What better way to celebrate the feast of St. Joseph, and honor the head of our household, than to give Tony the opportunity to pick up a second-hand toilet in mint condition for 1/4 of its retail price? Okay, well if saving a bunch of money on a toilet didn’t excite him, our family trip to The Academy of Natural Sciences was a close third (because we went to a frozen yogurt place after the museum and went a little crazy with the toppings on this special first-class feast.) If you’re ever in Philly and love looking at stuffed/dead animals and dinosaurs, it’s worth the trip to the nation’s oldest natural history museum (their 200th birthday was in 2012.) Plus, there are live butterflies,  a kids hands-on area and a gift store so awesome it made Edie and Fulton cry. (No Fulton, you don’t really need the $50 raincoat with dinosaur spikes and Edie a stuffed possum? Really? I think you’ll wake up at night screaming with that thing in your bed. I want to scream right now just looking at it. No I don’t want to touch it!!)

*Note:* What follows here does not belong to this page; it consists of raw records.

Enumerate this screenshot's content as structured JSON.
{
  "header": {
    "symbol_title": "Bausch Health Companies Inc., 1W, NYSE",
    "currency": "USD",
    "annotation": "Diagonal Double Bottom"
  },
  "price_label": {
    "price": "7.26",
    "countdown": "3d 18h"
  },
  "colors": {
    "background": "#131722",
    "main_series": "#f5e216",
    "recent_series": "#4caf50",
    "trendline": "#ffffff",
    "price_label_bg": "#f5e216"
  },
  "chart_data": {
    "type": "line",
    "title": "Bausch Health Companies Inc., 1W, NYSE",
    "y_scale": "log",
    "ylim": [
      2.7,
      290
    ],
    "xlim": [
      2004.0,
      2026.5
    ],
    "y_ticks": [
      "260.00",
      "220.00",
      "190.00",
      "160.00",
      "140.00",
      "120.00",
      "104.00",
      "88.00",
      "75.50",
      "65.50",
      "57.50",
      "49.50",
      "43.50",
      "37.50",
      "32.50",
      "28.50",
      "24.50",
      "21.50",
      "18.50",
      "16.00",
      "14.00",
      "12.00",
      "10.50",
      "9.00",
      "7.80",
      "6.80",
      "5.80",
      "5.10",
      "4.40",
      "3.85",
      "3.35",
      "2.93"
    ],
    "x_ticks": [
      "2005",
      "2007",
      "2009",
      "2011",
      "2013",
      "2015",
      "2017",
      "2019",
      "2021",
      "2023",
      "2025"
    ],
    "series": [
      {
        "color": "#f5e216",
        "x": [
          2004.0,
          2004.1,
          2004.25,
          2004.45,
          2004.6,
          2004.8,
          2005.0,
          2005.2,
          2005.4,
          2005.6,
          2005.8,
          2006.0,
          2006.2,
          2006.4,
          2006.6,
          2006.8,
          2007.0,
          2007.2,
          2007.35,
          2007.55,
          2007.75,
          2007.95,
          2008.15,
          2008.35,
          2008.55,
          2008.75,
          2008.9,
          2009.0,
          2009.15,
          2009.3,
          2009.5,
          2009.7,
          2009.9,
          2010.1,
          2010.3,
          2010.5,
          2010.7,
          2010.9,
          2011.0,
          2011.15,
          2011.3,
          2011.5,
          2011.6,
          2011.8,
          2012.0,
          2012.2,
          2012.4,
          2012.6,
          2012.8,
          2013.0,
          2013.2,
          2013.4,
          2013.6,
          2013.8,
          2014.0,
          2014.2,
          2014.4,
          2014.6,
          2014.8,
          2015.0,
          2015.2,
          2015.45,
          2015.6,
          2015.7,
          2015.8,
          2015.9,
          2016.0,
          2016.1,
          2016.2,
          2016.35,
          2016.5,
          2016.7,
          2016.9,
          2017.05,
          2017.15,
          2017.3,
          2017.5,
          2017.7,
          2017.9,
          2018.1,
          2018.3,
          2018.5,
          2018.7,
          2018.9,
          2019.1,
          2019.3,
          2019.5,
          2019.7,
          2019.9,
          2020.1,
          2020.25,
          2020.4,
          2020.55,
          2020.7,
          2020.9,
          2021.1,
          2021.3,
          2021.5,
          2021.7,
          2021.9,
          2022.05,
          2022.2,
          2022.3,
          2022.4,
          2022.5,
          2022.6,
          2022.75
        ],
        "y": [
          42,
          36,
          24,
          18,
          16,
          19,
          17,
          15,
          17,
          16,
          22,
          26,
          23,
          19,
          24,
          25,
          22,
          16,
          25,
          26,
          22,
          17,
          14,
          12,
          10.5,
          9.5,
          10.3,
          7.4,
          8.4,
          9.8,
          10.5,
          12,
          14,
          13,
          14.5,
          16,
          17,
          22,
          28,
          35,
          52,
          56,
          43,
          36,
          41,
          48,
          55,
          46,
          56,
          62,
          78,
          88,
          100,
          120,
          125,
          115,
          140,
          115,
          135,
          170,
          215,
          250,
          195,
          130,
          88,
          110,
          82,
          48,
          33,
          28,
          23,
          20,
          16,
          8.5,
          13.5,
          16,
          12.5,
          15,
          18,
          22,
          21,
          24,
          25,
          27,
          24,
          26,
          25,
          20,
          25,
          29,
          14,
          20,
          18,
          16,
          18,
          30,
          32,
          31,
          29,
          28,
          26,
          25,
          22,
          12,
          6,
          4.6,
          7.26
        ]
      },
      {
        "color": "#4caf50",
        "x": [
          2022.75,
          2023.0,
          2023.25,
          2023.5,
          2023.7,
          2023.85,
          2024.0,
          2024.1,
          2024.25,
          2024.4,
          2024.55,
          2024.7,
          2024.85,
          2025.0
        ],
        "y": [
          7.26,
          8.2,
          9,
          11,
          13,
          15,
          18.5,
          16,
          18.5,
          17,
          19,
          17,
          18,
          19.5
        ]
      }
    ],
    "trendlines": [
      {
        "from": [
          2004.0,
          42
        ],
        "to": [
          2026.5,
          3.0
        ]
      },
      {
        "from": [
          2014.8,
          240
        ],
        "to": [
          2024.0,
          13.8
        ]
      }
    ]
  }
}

I snapped a couple nice shots during the five minutes I could tolerate the 80 degree butterfly house while wearing winter clothes. No Mr. Monarch, that’s not nectar, that’s me perspiring like an Olympic track star in your habitat. AAA! DON’T LAND ON MY HEAD!!!



“Mama, are the antelopes dead? Yes Fulton, all the animals you see in these displays are dead.”


The kids were happy digging for fossils until they realized the blunt chisels they were given as tools were worthless. I can’t imagine any child comes away from this exhibit with a desire to be an archeologist.

“Mama, are fossils dead?” “Yes Fulton, all the fossils and bones are dead.”


Byron was most excited when he realized that the dioramas included poop to make things even more “realistic.”

“Mama, is that gorilla dead?” “Yes Fulton, all the gorillas are dead.” 



These are examples of the glass eyes and prosthetic tongues, teeth and claws used on the taxidermied animals. Not that I’ve felt many tiger claws or water buffalo tongues in my day, but they seemed very lifelike.


“Welcome to the museum. I dislike you and want to eat your face,” said the cheerful pufferfish greeting us in the lobby.



“Mama?” “It’s dead Fulton. All the dinosaurs and bones and fossils and animals are DEAD.” I almost broke into Monty Python right here.

So obviously, everyone had a great time and were not freaked out by any of the dead animals, or the display of gigantic cockroaches which were most certainly alive. We got a great deal on a family membership, plus there’s a handicap spot right out front so we’ll probably go back until someone starts having nightmares or picks up a stomach bug from a hands-on exhibit.

If the beauty of the natural world all mounted and stuffed is lost on you, be sure to stop back at Like Mother, Like Daughter for more photos of the living world.


  1. Oh, dear. If you haven’t read Mark Twain’s The Innocents Abroad (which I suppose you might not enjoy, as he’s pretty anti-Catholic), there’s an extended joke centered on the question “is… is he dead?” It made me laugh out loud on an airplane, which is probably the sign that I’m a terrible person.